L’IA consente ai giornalisti di rilevare rapidamente informazioni rilevanti, schemi di corruzione, frodi o conflitti di interesse nascosti.
Il giornalista, supportato dalla potenza analitica dell’IA, può dedicare maggiore attenzione all’interpretazione critica, al contesto e alla verifica etica delle informazioni raccolte.
Saranno potenziate le indagini supportate da dati e l’analisi delle fonti potrebbe, se lo vorremo, diventare accurata e molto ampia. Sarà interessante comprendere meglio questa evoluzione e le nuove professionalità che nasceranno da questa collaborazione.

Foto: Canva.
Verso il futuro
Nonostante le potenzialità, l’intelligenza artificiale e, in particolare, la sua parte generativa non è esente da sfide.
La questione etica è al centro del dibattito: fino a che punto dovremmo permettere alle macchine di “creare”? E come garantire che le sue decisioni o creazioni siano moralmente e socialmente accettabili?

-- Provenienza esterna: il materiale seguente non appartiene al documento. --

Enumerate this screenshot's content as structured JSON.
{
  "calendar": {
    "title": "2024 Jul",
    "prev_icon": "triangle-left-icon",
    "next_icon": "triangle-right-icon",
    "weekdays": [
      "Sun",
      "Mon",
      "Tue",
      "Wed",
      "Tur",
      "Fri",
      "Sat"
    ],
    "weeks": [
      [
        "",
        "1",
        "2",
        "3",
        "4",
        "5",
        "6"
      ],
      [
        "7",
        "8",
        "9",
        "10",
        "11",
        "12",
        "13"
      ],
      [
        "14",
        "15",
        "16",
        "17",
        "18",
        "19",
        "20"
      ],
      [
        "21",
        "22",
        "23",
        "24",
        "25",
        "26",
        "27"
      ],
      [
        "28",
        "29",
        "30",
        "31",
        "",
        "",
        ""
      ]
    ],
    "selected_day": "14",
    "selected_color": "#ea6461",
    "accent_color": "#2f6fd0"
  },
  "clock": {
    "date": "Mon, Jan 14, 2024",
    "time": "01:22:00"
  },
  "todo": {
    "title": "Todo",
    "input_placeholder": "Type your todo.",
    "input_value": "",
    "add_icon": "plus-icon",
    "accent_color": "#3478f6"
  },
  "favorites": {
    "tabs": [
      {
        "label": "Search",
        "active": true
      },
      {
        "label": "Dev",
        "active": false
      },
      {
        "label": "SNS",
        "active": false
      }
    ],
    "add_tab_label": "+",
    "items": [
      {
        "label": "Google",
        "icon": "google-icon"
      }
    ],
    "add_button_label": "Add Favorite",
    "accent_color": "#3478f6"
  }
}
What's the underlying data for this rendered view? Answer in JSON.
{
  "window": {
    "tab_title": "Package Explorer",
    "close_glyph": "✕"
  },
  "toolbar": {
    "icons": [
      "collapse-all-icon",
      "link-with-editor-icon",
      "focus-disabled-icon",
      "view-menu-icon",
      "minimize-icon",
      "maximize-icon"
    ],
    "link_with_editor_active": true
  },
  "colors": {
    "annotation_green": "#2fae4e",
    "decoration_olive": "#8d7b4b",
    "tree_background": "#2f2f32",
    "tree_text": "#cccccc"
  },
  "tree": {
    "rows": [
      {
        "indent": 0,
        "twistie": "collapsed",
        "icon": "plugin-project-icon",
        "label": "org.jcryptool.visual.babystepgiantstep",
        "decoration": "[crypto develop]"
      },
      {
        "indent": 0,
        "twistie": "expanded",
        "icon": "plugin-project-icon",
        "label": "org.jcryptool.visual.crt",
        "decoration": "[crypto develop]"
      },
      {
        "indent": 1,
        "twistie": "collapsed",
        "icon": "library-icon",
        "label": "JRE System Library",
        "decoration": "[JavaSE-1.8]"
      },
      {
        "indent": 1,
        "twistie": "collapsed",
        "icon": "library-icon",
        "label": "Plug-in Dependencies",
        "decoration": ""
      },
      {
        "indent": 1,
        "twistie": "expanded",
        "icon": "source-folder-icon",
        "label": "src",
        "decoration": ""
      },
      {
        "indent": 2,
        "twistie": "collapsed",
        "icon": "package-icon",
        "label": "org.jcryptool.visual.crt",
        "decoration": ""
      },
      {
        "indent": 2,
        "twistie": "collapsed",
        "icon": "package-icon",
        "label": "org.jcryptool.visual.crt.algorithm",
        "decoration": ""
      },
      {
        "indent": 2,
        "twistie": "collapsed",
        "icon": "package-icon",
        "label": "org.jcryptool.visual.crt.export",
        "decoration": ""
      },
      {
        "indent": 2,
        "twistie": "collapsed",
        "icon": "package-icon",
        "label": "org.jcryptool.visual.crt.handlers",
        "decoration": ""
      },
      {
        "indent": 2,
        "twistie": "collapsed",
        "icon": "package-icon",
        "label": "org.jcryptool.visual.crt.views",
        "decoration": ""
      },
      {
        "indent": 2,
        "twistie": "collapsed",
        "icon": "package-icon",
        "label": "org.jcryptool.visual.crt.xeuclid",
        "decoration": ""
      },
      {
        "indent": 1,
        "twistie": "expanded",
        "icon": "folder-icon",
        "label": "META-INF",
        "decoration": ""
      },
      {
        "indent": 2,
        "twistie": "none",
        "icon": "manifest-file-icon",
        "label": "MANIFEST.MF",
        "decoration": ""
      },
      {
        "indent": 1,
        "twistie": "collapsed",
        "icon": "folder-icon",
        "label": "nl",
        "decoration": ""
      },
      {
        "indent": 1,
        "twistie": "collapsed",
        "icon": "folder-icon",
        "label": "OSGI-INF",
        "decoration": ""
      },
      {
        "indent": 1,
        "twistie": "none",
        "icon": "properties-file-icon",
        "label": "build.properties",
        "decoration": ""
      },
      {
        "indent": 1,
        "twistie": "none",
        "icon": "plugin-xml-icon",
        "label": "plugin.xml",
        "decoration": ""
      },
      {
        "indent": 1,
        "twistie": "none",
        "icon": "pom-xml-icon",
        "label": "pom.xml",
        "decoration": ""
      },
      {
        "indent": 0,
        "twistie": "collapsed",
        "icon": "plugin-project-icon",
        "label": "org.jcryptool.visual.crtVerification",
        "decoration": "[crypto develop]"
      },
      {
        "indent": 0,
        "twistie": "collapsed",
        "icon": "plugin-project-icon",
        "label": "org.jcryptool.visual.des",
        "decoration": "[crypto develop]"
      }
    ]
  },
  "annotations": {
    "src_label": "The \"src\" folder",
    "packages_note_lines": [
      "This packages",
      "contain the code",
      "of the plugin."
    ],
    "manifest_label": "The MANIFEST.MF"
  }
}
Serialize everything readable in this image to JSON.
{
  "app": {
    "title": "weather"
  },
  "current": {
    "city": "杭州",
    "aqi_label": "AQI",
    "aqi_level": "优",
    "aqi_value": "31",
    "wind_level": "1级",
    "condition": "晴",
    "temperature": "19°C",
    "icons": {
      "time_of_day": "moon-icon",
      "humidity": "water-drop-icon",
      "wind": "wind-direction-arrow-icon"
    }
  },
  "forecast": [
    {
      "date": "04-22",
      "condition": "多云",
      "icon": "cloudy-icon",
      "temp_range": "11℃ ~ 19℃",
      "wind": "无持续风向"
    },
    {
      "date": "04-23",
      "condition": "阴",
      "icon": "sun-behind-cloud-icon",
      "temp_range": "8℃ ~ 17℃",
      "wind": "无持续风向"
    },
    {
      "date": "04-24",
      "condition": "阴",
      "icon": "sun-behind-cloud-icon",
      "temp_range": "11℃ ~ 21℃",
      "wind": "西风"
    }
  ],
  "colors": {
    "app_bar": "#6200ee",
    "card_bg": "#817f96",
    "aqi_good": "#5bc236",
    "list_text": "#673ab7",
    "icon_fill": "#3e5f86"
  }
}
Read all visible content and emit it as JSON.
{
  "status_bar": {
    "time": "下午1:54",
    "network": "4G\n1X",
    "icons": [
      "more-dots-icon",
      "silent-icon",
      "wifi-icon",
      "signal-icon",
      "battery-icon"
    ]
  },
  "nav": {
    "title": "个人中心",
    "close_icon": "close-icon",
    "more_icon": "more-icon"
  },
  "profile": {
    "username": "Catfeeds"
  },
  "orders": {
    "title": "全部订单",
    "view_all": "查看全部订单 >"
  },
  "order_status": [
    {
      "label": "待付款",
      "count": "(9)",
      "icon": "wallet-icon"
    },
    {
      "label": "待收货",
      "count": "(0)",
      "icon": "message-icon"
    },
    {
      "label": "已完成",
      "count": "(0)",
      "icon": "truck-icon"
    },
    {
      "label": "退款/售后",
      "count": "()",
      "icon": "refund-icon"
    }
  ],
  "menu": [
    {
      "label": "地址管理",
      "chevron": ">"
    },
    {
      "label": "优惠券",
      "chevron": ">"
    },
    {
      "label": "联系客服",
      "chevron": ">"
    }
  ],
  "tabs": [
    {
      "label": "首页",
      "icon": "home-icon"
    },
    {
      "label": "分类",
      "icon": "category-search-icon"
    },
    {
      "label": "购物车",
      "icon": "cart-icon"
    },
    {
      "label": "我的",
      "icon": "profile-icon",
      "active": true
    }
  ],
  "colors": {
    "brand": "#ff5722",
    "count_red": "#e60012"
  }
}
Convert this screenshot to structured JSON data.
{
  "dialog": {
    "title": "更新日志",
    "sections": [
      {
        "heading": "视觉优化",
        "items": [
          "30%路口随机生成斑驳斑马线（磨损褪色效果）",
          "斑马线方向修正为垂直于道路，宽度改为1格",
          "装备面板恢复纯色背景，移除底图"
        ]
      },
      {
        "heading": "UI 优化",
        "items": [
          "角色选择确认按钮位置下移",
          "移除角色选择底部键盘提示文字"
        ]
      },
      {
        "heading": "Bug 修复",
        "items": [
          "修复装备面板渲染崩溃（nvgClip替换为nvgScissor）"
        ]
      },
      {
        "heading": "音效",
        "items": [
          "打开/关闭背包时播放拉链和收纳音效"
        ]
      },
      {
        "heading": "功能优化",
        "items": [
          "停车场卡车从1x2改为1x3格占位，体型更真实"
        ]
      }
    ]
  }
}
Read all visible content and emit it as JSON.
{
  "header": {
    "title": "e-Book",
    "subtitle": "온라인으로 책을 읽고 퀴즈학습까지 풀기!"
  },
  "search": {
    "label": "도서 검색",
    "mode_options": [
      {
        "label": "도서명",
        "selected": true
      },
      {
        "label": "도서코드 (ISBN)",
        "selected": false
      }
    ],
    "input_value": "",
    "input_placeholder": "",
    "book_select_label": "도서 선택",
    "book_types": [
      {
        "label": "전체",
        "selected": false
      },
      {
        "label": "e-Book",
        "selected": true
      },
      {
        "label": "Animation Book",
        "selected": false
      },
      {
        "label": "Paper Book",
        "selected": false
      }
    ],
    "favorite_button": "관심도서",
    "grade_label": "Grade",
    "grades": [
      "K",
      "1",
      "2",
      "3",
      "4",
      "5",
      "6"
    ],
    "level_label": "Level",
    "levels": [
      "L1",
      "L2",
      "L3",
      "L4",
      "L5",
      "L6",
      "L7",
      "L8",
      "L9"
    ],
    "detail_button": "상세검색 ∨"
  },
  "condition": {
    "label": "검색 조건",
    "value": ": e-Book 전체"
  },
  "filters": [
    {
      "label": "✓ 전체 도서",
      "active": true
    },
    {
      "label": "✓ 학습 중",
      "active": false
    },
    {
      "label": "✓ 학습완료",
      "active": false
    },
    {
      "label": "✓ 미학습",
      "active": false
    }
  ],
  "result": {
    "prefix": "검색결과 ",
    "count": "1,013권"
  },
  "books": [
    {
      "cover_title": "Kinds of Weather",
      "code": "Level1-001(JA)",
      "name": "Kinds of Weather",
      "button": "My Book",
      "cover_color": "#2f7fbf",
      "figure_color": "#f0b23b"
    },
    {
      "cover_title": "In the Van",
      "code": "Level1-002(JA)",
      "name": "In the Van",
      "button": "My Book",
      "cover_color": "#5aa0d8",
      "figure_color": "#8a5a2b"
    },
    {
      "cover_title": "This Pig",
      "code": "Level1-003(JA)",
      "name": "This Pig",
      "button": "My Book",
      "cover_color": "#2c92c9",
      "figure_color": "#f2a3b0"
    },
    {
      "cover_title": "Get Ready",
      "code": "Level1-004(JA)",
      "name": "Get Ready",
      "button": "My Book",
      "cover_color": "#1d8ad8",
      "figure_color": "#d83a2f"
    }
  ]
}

Per tutti i cittadini il grande rischio è l’inconsapevolezza e la paura. Dobbiamo avvicinarci a questo settore che già pervade le nostre vite e approfondire in maniera curiosa le opportunità ed i rischi.
Tuttavia, con una gestione equilibrata e una continua riflessione etica, con delle norme che l’Europa si sta impegnando a metterci a disposizione come pioniere globale di questo ambito, l’intelligenza artificiale ha il potenziale di arricchire il nostro modo di informare, discutere, apprendere, lavorare e creare, offrendo soluzioni inimmaginabili fino a pochi anni fa.
E ci piacerebbe continuare a farlo all’interno di una particolare attenzione all’uomo, insieme a tanti giovani curiosi e volenterosi.